Por a 13 de Março de 2019

Parlamento-EuropeuCom um período de campanha eleitoral que em 2019 será “particularmente longo”, a proibição da publicidade institucional do Estado “amplifica muito os prejuízos irreparáveis para a sustentabilidade das empresas editoras de jornais e revistas em Portugal”. O alerta é dado pelas associações do sector, num comunicado conjunto onde a Associação Portuguesa de Imprensa e a Associação de Imprensa de Inspiração Cristã apelam à “imediata e muito urgente alteração do preceito legal em causa, a fim de permitir a normal utilização do instrumento da publicidade institucional até ao início efectivo da campanha eleitoral para as eleições para o Parlamento Europeu”.

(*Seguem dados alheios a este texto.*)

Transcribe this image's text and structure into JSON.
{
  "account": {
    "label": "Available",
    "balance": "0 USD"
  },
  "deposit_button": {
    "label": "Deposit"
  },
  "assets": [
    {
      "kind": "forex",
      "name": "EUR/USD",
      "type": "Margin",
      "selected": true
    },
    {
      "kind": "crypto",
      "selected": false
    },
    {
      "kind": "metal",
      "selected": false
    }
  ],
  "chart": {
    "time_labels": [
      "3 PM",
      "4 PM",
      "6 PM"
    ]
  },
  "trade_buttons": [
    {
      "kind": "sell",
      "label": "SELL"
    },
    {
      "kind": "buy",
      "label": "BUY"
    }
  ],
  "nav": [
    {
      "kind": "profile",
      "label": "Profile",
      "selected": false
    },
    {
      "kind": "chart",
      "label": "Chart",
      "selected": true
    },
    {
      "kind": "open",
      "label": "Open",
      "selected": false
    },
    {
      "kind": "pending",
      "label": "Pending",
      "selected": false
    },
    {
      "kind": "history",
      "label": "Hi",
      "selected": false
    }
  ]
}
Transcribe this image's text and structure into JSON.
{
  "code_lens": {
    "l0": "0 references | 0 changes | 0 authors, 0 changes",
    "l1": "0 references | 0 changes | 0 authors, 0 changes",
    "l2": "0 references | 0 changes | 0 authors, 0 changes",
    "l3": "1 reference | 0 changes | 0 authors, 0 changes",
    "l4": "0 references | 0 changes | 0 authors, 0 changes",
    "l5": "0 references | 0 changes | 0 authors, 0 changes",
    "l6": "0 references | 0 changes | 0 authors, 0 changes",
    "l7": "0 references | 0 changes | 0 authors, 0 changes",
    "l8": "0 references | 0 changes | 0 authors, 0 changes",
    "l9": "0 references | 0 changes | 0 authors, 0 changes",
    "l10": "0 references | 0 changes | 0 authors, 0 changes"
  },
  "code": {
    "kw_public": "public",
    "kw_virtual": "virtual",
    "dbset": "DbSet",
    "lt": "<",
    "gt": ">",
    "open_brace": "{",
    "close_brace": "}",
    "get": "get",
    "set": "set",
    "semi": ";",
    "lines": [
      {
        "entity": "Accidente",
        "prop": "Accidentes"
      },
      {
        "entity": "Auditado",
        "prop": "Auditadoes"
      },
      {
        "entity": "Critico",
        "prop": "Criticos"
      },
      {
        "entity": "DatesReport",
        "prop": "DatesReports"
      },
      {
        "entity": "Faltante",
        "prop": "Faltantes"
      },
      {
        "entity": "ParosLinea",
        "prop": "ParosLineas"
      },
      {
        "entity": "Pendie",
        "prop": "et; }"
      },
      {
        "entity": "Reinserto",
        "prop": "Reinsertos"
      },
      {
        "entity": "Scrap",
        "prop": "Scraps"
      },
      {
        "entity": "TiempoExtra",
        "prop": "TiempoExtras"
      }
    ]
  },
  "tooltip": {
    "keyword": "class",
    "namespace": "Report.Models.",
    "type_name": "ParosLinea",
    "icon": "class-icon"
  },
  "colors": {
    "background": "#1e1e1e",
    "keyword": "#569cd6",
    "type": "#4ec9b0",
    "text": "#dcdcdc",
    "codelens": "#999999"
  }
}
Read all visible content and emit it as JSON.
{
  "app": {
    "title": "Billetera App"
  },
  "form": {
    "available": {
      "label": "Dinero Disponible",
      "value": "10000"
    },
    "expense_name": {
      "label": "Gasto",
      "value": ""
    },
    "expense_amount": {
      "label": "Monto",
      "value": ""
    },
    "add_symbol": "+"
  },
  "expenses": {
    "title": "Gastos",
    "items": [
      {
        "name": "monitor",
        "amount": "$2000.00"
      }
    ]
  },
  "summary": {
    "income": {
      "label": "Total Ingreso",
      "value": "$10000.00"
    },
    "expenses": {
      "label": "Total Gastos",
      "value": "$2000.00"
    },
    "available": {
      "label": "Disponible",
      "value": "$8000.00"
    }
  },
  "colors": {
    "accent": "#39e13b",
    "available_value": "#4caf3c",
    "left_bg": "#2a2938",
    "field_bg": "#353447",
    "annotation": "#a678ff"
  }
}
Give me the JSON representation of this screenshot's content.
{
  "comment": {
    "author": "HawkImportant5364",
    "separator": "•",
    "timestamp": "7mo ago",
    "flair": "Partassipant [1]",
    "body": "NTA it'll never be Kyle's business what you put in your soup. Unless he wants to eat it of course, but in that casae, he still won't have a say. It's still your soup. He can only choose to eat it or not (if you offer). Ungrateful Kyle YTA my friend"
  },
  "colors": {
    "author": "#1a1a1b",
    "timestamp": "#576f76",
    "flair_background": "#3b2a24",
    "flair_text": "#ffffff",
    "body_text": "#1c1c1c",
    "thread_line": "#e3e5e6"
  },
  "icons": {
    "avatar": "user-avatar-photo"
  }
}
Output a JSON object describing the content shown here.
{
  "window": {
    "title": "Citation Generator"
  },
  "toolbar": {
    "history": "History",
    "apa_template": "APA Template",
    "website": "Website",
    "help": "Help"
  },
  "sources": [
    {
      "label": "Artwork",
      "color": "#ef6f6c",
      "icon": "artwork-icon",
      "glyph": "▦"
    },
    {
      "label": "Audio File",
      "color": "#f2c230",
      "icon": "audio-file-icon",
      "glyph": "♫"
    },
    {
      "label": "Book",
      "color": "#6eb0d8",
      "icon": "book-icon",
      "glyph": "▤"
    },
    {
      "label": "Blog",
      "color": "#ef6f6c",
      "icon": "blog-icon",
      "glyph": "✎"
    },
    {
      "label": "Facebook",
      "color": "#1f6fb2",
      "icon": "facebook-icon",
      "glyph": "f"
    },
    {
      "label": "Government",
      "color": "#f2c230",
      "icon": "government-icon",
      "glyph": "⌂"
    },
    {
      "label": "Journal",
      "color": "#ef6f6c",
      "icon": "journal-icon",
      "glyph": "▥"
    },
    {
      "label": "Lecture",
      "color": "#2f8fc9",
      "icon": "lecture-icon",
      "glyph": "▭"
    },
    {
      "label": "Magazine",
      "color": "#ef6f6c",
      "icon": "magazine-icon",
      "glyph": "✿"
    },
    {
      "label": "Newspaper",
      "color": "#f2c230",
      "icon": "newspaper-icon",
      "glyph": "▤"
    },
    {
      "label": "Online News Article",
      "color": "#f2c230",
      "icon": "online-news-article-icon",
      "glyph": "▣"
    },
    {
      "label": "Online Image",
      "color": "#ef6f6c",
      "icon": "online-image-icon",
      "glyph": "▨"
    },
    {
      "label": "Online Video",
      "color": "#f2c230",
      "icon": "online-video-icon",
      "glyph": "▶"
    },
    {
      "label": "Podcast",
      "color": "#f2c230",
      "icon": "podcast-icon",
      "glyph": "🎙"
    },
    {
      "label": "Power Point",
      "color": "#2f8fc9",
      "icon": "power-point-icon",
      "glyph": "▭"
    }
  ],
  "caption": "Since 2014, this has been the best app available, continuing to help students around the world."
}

As duas associações consideram ser indispensáveis alterações de âmbito temporal, no sentido de “determinar que a proibição vigora durante o tempo da campanha”, de âmbito funcional com vista a “aplicar a proibição aos agentes do Estado directamente envolvidos no objectivo de cada acto eleitoral”, bem como de âmbito de conteúdo, visando “definir as proibições das mensagens publicitárias por categorias e não por excepção, distinguindo também (e excluindo) os anúncios (em que se incluem as mensagens urgentes e inadiáveis) e incluindo referência muito clara às assinaturas de campanha ou de identidade da entidade promotora da publicidade institucional”.

No entender das associações do sector, este será “o único caminho para evitar consequências dramáticas para editores, jornalistas e cidadãos, as quais incluem a concorrência em que suportes digitais, não regulados nem registados, beneficiarão de toda esta confusa e lamentável disposição legal, continuando a usufruir, impunemente, desse investimento publicitário”.